Background information is important.
This is what I was thinking while I was reading “The Twenty Three (and Growing) Smoking Guns of Global Warming” on the Heartland Institute website, while researching for quotes to use in my post A Well-Documented Strategy. The introduction reads,
“Before you read this essay, I ask you to forget everything you have learned about global warming…..Your job is to review the study with unbiased eyes, and grade the project based upon how sound the science is in supporting the conclusion.”
Robert Wagner, the author, seems to equate background information and expertise with bias, as “[climatologists’] funding depends on carbon being the cause of global warming.” He does not trust climatologists, or any sort of expert in this issue, as their salary seemingly depends on AGW.
If you read the article while “forgetting everything you have learned about global warming”, it has an internal logical flow. If you rely upon your background information and expertise – even if you’re not a scientist, just a nerdy volunteer blogger like me – their conclusions fall apart.
This is most obvious when the article pulls out the old “CO2 lags Temperature” crock. It makes perfect sense – how can carbon change temperature if it’s actually the other way around? – until you read a little further into other sources.
Then they go on about Christy’s satellite data. Which seems to support their conclusion, until you find out that it’s been discredited multiple times and Christy has now retracted his data.

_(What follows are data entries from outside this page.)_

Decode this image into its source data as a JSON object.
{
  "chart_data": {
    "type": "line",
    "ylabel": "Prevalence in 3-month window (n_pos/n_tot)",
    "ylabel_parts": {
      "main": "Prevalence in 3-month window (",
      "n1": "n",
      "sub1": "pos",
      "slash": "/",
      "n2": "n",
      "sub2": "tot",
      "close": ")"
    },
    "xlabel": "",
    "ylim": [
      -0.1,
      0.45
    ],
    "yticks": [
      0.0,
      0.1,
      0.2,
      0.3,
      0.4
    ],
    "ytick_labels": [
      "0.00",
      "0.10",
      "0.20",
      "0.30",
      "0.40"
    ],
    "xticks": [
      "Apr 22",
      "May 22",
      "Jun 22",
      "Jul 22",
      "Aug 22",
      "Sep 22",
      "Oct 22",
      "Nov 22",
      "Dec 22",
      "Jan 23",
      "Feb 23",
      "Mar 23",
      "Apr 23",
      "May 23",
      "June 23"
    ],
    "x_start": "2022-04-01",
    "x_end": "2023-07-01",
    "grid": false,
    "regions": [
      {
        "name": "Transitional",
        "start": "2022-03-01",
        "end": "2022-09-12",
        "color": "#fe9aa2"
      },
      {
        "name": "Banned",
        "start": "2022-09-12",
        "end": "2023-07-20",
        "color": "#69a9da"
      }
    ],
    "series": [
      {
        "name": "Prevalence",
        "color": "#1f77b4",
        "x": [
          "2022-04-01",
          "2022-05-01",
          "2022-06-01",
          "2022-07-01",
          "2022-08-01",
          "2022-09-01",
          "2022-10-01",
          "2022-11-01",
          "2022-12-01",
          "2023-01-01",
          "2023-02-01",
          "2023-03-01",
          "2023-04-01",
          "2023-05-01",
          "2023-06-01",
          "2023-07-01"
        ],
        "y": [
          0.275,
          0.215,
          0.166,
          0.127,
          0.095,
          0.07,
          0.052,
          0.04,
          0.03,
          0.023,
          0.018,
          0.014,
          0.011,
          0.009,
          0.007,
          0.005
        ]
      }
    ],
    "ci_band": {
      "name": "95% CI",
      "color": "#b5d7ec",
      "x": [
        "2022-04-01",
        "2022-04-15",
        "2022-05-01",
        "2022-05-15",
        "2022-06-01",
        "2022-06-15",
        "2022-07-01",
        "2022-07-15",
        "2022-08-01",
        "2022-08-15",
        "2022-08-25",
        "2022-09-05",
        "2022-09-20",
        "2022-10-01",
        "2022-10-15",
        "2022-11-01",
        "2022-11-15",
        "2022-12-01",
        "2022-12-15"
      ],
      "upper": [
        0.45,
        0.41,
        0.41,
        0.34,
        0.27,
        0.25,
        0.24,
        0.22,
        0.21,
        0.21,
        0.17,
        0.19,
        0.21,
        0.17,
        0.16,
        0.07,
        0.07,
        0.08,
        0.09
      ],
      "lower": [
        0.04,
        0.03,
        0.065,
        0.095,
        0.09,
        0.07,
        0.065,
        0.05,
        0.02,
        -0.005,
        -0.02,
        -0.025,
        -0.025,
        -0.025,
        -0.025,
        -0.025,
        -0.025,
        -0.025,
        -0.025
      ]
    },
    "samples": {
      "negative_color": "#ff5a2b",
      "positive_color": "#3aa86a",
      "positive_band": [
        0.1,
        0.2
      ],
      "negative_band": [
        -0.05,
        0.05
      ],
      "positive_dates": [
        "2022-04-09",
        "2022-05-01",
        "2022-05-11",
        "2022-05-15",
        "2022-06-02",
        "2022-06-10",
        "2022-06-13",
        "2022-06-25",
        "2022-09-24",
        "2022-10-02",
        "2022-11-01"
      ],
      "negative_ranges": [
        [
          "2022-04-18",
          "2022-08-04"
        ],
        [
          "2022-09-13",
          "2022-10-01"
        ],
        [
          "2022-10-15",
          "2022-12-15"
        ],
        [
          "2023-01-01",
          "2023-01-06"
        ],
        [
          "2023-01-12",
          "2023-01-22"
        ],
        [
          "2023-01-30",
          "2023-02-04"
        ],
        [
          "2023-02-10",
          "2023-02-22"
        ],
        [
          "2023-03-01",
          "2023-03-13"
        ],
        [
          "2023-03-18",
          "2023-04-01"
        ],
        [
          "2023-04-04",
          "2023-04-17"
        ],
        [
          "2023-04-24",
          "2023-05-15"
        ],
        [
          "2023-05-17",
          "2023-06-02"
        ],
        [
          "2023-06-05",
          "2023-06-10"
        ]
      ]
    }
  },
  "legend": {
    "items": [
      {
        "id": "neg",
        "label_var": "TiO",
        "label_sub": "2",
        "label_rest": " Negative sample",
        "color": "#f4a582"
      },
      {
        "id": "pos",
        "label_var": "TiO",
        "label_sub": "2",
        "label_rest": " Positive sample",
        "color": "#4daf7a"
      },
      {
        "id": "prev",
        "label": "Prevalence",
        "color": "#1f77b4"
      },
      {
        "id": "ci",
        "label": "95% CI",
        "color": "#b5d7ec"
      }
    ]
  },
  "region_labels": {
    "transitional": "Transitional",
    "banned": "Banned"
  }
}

They have a throwback to the early days of climatology when everyone believed that the bands of radiation CO2 absorbed overlapped so much with water vapour that extra CO2 wouldn’t make a difference. They phrase this in a way that makes it seem like this is the current theory.
They take the correction that GISS made, where 1934, not 1998, was found to be the warmest year in the US, and conveniently remove “in the US”, implying that 1934 was the warmest year globally.
All of this works…..as long as you don’t read anywhere else. The author says to you, “Forget everything you know, and only accept what I tell you, as well as the blog posts and newspaper articles that I cite.” Knowledge from anywhere else is seen as “biased” because climatologists are just out for grant money to increase their personal wealth. Yes, the only credible source out there is the Heartland Institute. So of course their articles have an internal logical flow…..as long as you obey their instructions to only believe their articles.
What a creepy form of censorship. What an underhanded way to manipulate the reader. How is the Heartland Institute allowed to exist without some sort of disclaimer? How does anyone take them seriously?